今回のような、エルゼビア社によるサイトブロックの要請はどこまで正当なのか、スウェーデンあるいはEUでの法律ではどのような解釈になるのか、知りたいところです。
[Yahoo!Japanニュース] (2018.8.6)
「漫画村」ブロッキング――誰が、どんな経緯で動いたのか

(サイトブロッキングで防ぐかどうかは別として)海賊版サイトやニセモノは、設備投資をして生産活動をする生産者を打撃し、良質な商品が生産されるエコシステムを破壊するので、許されるべきではありません。それは我々研究者が執筆した論文を、誰かがパクって自分の論文として発表されたら憤るということと同じです。(一方で、ニセモノが出回ると、本物も売れるようになると元経産相の方のセミナーで聞いたことがあり、どうやら「ニセモノは本物にプレミアを与える」ものなので、あながち否定ばかりすべきものではないのかもしれませんが)。

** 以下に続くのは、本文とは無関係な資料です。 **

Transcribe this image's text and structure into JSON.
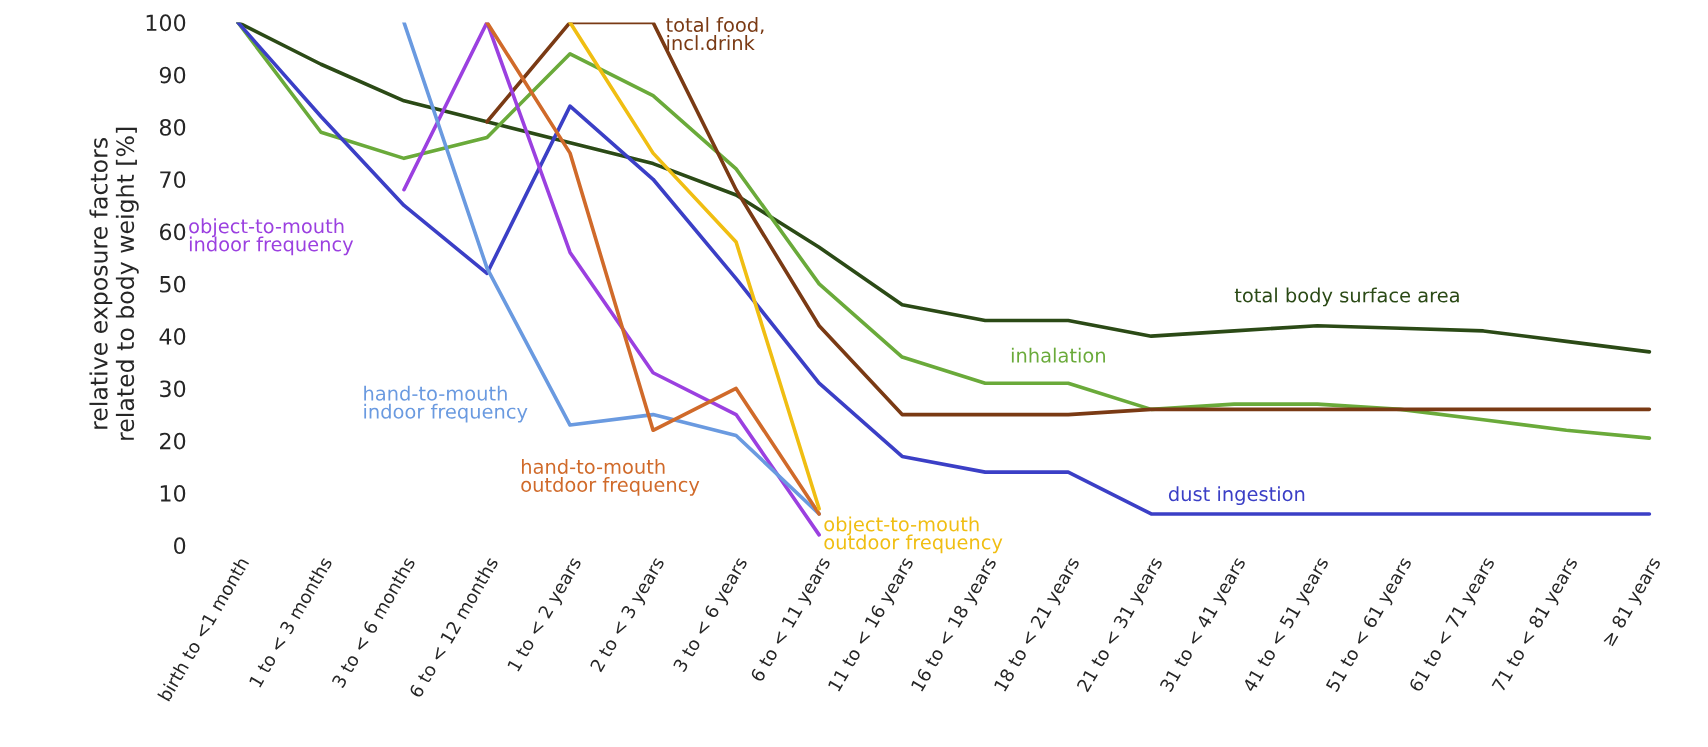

Sci-Hubも勿論違法ですが、一方で、生産者である大手出版社の収益率が40%もあり、学術界が購読費を負担不能なまでに価格をつり上げていることことを踏まえると、生産者にばかり正当性があると言えないので、Sci-Hubの肩を持ちたくなります。
同様に、バーンホフ社にもエールを送りたくなりますが、しかし同社がエルゼビア社のサイトへのアクセスをブロックしたことなどは、さすがに違法ではないのでしょうか。ISPが自分の意志で、あちらこちらのサイトをブロックするようになったら、それこそ「インターネットの自由」に反すると思います・・・。

同時に、エルゼビア社との契約が200機関ほど切れているドイツのISPに対しても、エルゼビア社が同様のサイトブロッキングの要請を現在しているのか、気になるところです。まだ200機関であり、全機関ではないので、エルゼビア社ももしかしたらまだ、そこに踏み込むことは出来ていないのかもしれませんが。